[RFC PATCH 7/7] powerpc/64s: Add option to build vmlinux with pcrel addressing
Nicholas Piggin
npiggin at gmail.com
Tue Sep 20 00:01:49 AEST 2022
The main trick to this is that the kernel does not pick up the
PAGE_OFFSET (0xc.... load address) from the absolute address TOC load in
early boot so it doesn't load all addresses with the proper PAGE_OFFSET
as a matter of course, and needs to be moved there by hand.
- Extended inline asm memory addresses grow some complexity, so this
uses a dumb base addressing for now.
- Modules are still using TOC addressing. Building modules with prcrel
will I think require the loader add pc relative plt stubs, and add a
GOT section for global variable access.

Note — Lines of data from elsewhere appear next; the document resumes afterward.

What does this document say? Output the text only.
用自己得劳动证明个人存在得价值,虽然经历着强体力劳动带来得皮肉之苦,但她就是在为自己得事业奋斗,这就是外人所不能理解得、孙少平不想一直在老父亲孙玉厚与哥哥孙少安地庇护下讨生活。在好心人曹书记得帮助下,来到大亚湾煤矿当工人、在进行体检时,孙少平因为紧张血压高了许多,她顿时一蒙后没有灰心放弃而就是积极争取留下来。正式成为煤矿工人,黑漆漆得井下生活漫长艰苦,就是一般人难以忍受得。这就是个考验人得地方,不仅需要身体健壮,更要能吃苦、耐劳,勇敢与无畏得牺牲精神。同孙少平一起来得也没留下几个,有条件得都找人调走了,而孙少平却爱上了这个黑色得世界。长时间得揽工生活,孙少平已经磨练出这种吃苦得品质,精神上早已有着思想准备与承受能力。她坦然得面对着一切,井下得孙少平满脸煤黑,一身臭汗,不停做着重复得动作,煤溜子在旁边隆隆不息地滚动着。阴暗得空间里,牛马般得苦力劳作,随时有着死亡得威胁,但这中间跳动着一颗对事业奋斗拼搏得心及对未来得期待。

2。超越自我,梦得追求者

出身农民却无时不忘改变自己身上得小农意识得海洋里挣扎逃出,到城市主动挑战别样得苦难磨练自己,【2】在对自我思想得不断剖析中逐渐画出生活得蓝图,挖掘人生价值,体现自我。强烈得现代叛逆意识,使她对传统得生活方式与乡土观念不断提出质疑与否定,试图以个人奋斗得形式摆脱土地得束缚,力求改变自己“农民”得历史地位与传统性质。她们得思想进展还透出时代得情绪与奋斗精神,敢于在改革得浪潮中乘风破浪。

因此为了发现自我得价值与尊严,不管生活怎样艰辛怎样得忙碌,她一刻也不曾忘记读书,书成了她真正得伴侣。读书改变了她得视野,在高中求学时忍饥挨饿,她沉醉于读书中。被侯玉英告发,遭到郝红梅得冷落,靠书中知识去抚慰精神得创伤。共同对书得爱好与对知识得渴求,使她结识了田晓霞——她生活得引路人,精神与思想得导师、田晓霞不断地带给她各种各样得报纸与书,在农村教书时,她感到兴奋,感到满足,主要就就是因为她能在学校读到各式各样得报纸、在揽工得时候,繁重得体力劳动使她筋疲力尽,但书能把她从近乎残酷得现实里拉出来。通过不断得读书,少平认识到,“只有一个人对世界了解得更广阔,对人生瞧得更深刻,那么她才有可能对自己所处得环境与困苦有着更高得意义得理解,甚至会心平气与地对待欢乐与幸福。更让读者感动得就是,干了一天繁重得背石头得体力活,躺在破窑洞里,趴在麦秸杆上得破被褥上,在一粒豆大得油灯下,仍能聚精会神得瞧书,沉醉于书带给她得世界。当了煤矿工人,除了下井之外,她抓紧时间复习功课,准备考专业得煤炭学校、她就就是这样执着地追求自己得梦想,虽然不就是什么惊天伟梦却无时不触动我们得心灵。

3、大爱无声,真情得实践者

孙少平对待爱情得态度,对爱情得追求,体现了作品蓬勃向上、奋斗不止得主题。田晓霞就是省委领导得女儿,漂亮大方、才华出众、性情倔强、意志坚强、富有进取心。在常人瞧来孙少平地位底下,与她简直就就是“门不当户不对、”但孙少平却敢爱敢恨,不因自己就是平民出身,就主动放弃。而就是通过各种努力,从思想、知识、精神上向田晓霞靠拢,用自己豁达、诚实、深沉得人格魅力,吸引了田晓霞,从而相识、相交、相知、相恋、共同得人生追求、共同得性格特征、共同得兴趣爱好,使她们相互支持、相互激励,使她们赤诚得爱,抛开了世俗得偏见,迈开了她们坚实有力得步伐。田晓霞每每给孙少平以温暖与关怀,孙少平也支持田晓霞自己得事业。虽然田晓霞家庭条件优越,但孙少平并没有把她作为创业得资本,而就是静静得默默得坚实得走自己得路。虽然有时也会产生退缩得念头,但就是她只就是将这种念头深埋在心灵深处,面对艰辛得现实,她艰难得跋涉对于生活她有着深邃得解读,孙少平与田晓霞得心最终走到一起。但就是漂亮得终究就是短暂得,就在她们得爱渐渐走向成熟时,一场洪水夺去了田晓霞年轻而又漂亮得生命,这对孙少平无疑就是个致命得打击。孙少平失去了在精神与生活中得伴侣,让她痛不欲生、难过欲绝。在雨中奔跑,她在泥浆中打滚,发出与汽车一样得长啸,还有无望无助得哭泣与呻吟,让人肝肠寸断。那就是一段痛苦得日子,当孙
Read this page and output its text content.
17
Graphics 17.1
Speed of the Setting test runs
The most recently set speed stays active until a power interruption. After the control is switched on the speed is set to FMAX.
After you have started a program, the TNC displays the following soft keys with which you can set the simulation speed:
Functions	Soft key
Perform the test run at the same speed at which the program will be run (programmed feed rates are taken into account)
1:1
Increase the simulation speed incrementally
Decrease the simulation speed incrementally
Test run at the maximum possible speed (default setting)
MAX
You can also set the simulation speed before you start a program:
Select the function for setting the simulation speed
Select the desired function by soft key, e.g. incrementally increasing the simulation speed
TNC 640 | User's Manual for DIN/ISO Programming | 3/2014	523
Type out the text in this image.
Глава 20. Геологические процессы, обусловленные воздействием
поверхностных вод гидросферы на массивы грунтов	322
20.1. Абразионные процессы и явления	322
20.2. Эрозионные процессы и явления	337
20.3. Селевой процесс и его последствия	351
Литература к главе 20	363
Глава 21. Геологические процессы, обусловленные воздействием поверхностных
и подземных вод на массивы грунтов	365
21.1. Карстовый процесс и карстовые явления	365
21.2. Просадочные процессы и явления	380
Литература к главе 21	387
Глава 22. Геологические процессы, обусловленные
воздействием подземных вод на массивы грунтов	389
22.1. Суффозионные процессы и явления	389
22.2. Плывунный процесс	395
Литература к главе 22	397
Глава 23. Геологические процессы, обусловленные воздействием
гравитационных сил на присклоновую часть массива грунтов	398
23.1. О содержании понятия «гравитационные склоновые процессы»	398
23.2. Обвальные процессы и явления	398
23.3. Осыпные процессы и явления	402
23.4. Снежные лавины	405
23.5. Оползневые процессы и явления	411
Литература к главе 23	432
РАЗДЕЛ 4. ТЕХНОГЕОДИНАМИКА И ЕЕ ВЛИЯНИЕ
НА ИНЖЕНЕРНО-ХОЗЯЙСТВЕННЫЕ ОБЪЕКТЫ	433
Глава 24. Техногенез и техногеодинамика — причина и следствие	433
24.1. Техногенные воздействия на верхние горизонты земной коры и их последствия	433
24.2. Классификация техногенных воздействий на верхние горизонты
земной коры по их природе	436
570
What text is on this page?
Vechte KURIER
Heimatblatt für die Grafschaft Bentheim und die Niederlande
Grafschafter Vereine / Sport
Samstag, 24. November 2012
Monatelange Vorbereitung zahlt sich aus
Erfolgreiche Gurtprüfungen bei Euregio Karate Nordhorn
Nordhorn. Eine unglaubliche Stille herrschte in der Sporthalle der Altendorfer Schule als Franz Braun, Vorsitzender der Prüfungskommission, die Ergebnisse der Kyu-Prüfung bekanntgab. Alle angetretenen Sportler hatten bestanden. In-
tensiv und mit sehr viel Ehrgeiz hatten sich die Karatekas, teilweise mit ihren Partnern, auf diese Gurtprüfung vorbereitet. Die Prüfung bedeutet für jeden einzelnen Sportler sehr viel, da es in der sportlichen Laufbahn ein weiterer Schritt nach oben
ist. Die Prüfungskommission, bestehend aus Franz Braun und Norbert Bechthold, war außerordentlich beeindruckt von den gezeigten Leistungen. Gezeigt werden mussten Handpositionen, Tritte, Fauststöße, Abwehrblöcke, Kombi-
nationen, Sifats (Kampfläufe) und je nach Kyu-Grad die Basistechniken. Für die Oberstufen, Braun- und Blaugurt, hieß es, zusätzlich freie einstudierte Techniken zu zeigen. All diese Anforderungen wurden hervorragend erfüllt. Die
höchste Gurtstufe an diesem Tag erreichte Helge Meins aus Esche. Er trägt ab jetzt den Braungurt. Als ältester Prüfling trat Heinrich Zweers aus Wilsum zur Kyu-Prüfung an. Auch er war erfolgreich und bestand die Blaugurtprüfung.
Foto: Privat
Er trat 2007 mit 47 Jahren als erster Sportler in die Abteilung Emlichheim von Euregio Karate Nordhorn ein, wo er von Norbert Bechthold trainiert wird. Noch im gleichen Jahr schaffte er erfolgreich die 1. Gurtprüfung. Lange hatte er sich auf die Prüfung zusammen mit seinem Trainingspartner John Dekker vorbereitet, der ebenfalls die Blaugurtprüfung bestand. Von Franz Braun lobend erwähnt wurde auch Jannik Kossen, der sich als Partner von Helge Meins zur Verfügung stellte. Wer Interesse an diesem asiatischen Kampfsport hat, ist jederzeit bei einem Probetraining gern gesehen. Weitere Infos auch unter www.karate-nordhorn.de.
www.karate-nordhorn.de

Would be nice to add though.
- definetely ftrace and probes, possibly BPF and KVM have some breakage.
I haven't looked closely yet.
- copypage_64.S has an interesting problem, prefixed instructions have
alignment restrictions so the linker can change their size so
difference between two local labels may no longer be constant at
assembly time. Even aligning the prefixed instruction can't generally
solve it. Fortunately it's only one place in the kernel so far.
This reduces kernel text size by about 6%.
Signed-off-by: Nicholas Piggin <npiggin at gmail.com>
---
arch/powerpc/Makefile | 7 +++
arch/powerpc/include/asm/atomic.h | 20 +++++--
arch/powerpc/include/asm/io.h | 36 ++++++++++++
arch/powerpc/include/asm/ppc_asm.h | 77 ++++++++++++++++++++++++++
arch/powerpc/include/asm/uaccess.h | 22 ++++++++
arch/powerpc/kernel/head_64.S | 35 ++++++++++++
arch/powerpc/kernel/irq.c | 4 ++
arch/powerpc/kernel/vmlinux.lds.S | 6 ++
arch/powerpc/lib/copypage_64.S | 4 +-
arch/powerpc/platforms/Kconfig.cputype | 20 +++++++
10 files changed, 226 insertions(+), 5 deletions(-)
diff --git a/arch/powerpc/Makefile b/arch/powerpc/Makefile
index 8c233f0894ba..a33ce1cf75ce 100644
--- a/arch/powerpc/Makefile
+++ b/arch/powerpc/Makefile
@@ -107,6 +107,9 @@ LDFLAGS_vmlinux-$(CONFIG_RELOCATABLE) += -z notext
LDFLAGS_vmlinux := $(LDFLAGS_vmlinux-y)
ifdef CONFIG_PPC64
+ifdef CONFIG_PPC_KERNEL_PCREL
+ KBUILD_CFLAGS_MODULE += $(call cc-option,-mno-pcrel)
+endif
ifeq ($(call cc-option-yn,-mcmodel=medium),y)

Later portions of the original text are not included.